To do this, you can use the formula:
moles = concentration (M) x volume (L)
For HCl, the concentration is 0.400 M and the volume is 230.0 mL. Convert the volume to liters by dividing by 1000:
volume (L) = 230.0 mL / 1000 = 0.230 L
Now, calculate the moles of HCl:
moles of HCl = 0.400 M x 0.230 L = 0.092 mol
Similarly, for NaOH, the concentration is 0.500 M and the volume is 150.5 mL. Convert the volume to liters:
volume (L) = 150.5 mL / 1000 = 0.1505 L
Calculate the moles of NaOH:
moles of NaOH = 0.500 M x 0.1505 L = 0.075 mol
Now, we can use stoichiometry to determine the moles of water produced.
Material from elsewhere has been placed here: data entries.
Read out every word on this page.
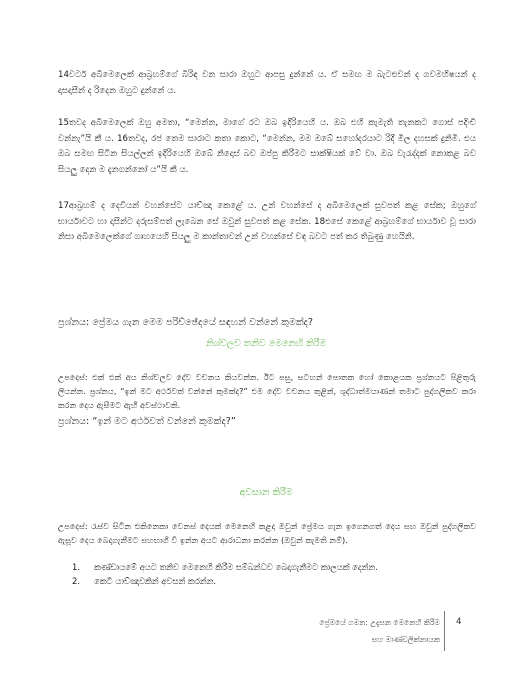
14වර්ට අබිමෙලෙක් ආබ්‍රහම්ගේ බිරිඳ වන සාරා ඔහුට ආපසු දුන්නේ ය. ඒ සමඟ ම බැටළුවන් ද ගවමහිෂයන් ද දාසදාසීන් ද රිදෙන ඔහුට දුන්නේ ය.

15තවද අබිමෙලෙක් ඔහු අමතා, “මෙන්න, මාගේ රට ඔබ ඉදිරියෙහි ය. ඔබ එහි කැමැති තැනකට ගොස් පදිංචි වන්නැ”යි කී ය. 16තවද, රජ තෙම සාරාට කතා කොට, “මෙන්න, මම ඔබේ සහෝදරයාට රිදී මිල දහසක් දුනිමි. එය ඔබ සමඟ සිටින සියල්ලන් ඉදිරියෙහි ඔබේ නිදොස් බව ඔප්පු කිරීමට සාක්ෂියක් වේ වා. ඔබ වැරැද්දක් නොකළ බව සියලු දෙන ම දැනගන්නෝ ය”යි කී ය.

17ආබ්‍රහම් ද දෙවියන් වහන්සේට යාච්ඤා කෙළේ ය. උන් වහන්සේ ද අබිමෙලෙක් සුවපත් කළ සේක; ඔහුගේ භාර්යාවට හා දාසීන්ට දරුසම්පත් ලැබෙන සේ ඔවුන් සුවපත් කළ සේක. 18එසේ කෙළේ ආබ්‍රහම්ගේ භාර්යාව වූ සාරා නිසා අබිමෙලෙක්ගේ ගෘහයෙහි සියලු ම කාන්තාවන් උන් වහන්සේ වඳ බවට පත් කර තිබුණු හෙයිනි.

ප්‍රශ්නය: ප්‍රේමය ගැන මෙම පරිච්ඡේදයේ සඳහන් වන්නේ කුමක්ද?

නිශ්චලව තනිව මෙනෙහි කිරීම

උපදෙස්: එක් එක් අය නිශ්චලව දේව වචනය කියවන්න. ඊට පසු, සටහන් පොතක හෝ කොළයක ප්‍රශ්නයට පිළිතුරු ලියන්න. ප්‍රශ්නය, “ඉන් මට අර්ථවත් වන්නේ කුමක්ද?” එම දේව වචනය තුළින්, ශුද්ධාත්මයාණන් තමාට පුද්ගලිකව කරා කරන දෙය ඇසීමට ඇහී අවස්ථාවකි.

ප්‍රශ්නය: “ඉන් මට අර්ථවත් වන්නේ කුමක්ද?”

අවසාන කිරීම

උපදෙස්: රැස්ව සිටින එකිනෙකා වෙනස් දෙයක් මෙනෙහි කළද ඔවුන් ප්‍රේමය ගැන ඉගෙනගත් දෙය සහ ඔවුන් පුද්ගලිකව ඇසූව දෙය බෙදාගැනීමට සහභාගී වී ඉන්න අයට ආරාධනා කරන්න (ඔවුන් කැමති නම්).

1.	කණ්ඩායමේ අයට තනිව මෙනෙහි කිරීම සම්බන්ධව බෙදාගැනීමට කාලයක් දෙන්න.
2.	කෙටි යාච්ඤාවකින් අවසන් කරන්න.

ප්‍රේමයේ ගමන: උදැසන මෙනෙහි කිරීම

සහ මාණ්ඩලික්නායක

4
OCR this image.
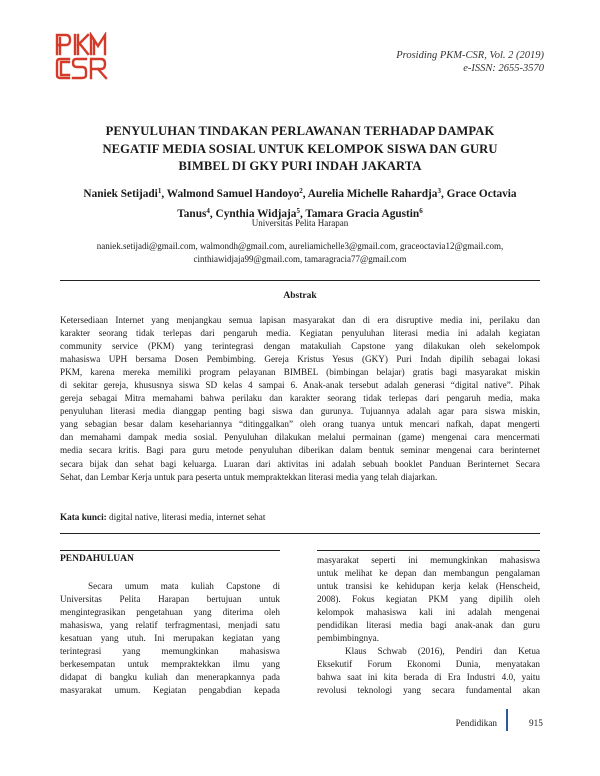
Prosiding PKM-CSR, Vol. 2 (2019)
e-ISSN: 2655-3570
PENYULUHAN TINDAKAN PERLAWANAN TERHADAP DAMPAK
NEGATIF MEDIA SOSIAL UNTUK KELOMPOK SISWA DAN GURU
BIMBEL DI GKY PURI INDAH JAKARTA
Naniek Setijadi$^1$, Walmond Samuel Handoyo$^2$, Aurelia Michelle Rahardja$^3$, Grace Octavia
Tanus$^4$, Cynthia Widjaja$^5$, Tamara Gracia Agustin$^6$
Universitas Pelita Harapan
naniek.setijadi@gmail.com, walmondh@gmail.com, aureliamichelle3@gmail.com, graceoctavia12@gmail.com,
cinthiawidjaja99@gmail.com, tamaragracia77@gmail.com
Abstrak
Ketersediaan Internet yang menjangkau semua lapisan masyarakat dan di era disruptive media ini, perilaku dan
karakter seorang tidak terlepas dari pengaruh media. Kegiatan penyuluhan literasi media ini adalah kegiatan
community service (PKM) yang terintegrasi dengan matakuliah Capstone yang dilakukan oleh sekelompok
mahasiswa UPH bersama Dosen Pembimbing. Gereja Kristus Yesus (GKY) Puri Indah dipilih sebagai lokasi
PKM, karena mereka memiliki program pelayanan BIMBEL (bimbingan belajar) gratis bagi masyarakat miskin
di sekitar gereja, khususnya siswa SD kelas 4 sampai 6. Anak-anak tersebut adalah generasi “digital native”. Pihak
gereja sebagai Mitra memahami bahwa perilaku dan karakter seorang tidak terlepas dari pengaruh media, maka
penyuluhan literasi media dianggap penting bagi siswa dan gurunya. Tujuannya adalah agar para siswa miskin,
yang sebagian besar dalam kesehariannya “ditinggalkan” oleh orang tuanya untuk mencari nafkah, dapat mengerti
dan memahami dampak media sosial. Penyuluhan dilakukan melalui permainan (game) mengenai cara mencermati
media secara kritis. Bagi para guru metode penyuluhan diberikan dalam bentuk seminar mengenai cara berinternet
secara bijak dan sehat bagi keluarga. Luaran dari aktivitas ini adalah sebuah booklet Panduan Berinternet Secara
Sehat, dan Lembar Kerja untuk para peserta untuk mempraktekkan literasi media yang telah diajarkan.
Kata kunci: digital native, literasi media, internet sehat
PENDAHULUAN
Secara umum mata kuliah Capstone di
Universitas Pelita Harapan bertujuan untuk
mengintegrasikan pengetahuan yang diterima oleh
mahasiswa, yang relatif terfragmentasi, menjadi satu
kesatuan yang utuh. Ini merupakan kegiatan yang
terintegrasi yang memungkinkan mahasiswa
berkesempatan untuk mempraktekkan ilmu yang
didapat di bangku kuliah dan menerapkannya pada
masyarakat umum. Kegiatan pengabdian kepada
masyarakat seperti ini memungkinkan mahasiswa
untuk melihat ke depan dan membangun pengalaman
untuk transisi ke kehidupan kerja kelak (Henscheid,
2008). Fokus kegiatan PKM yang dipilih oleh
kelompok mahasiswa kali ini adalah mengenai
pendidikan literasi media bagi anak-anak dan guru
pembimbingnya.
Klaus Schwab (2016), Pendiri dan Ketua
Eksekutif Forum Ekonomi Dunia, menyatakan
bahwa saat ini kita berada di Era Industri 4.0, yaitu
revolusi teknologi yang secara fundamental akan
Pendidikan	915
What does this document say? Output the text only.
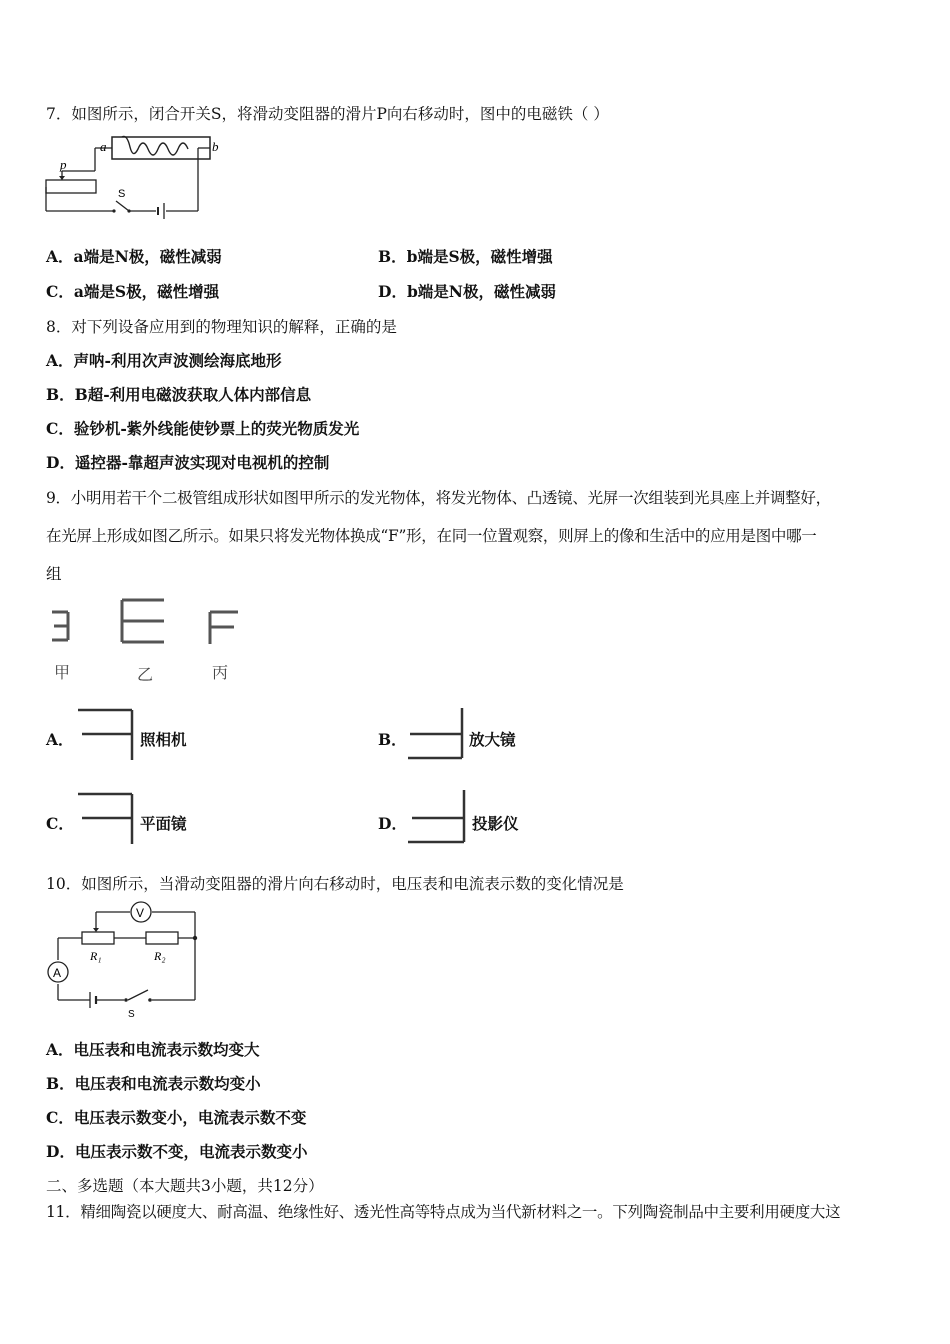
7．如图所示，闭合开关S，将滑动变阻器的滑片P向右移动时，图中的电磁铁（ ）
a	b
p
S
A．a端是N极，磁性减弱	B．b端是S极，磁性增强
C．a端是S极，磁性增强	D．b端是N极，磁性减弱
8．对下列设备应用到的物理知识的解释，正确的是
A．声呐-利用次声波测绘海底地形
B．B超-利用电磁波获取人体内部信息
C．验钞机-紫外线能使钞票上的荧光物质发光
D．遥控器-靠超声波实现对电视机的控制
9．小明用若干个二极管组成形状如图甲所示的发光物体，将发光物体、凸透镜、光屏一次组装到光具座上并调整好，
在光屏上形成如图乙所示。如果只将发光物体换成“F”形，在同一位置观察，则屏上的像和生活中的应用是图中哪一
组
甲	乙	丙
A．	照相机	B．	放大镜
C．	平面镜	D．	投影仪
10．如图所示，当滑动变阻器的滑片向右移动时，电压表和电流表示数的变化情况是
V
A
R₁	R₂
S
A．电压表和电流表示数均变大
B．电压表和电流表示数均变小
C．电压表示数变小，电流表示数不变
D．电压表示数不变，电流表示数变小
二、多选题（本大题共3小题，共12分）
11．精细陶瓷以硬度大、耐高温、绝缘性好、透光性高等特点成为当代新材料之一。下列陶瓷制品中主要利用硬度大这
From the balanced chemical equation, we know that the stoichiometric ratio between HCl and water is 1:1, and between NaOH and water is also 1:1.
Since the reactants are a strong acid and a strong base, we can assume that the reaction goes to completion and that all the HCl and NaOH react completely.
Therefore, the moles of water produced are equal to the smaller amount of moles between HCl and NaOH:
moles of water produced = min(0.092 mol, 0.075 mol) = 0.075 mol
Finally, to determine the energy released during the neutralization reaction, you can use the enthalpy of neutralization, which is given as -56 kJ/mol of water produced.
Calculate the energy released:
Energy released = enthalpy of neutralization x moles of water produced
= -56 kJ/mol x 0.075 mol
= -4.2 kJ
Therefore, the amount of energy released when 230.0 mL of 0.400 M HCl is mixed with 150.5 mL of 0.500 M NaOH is -4.2 kJ.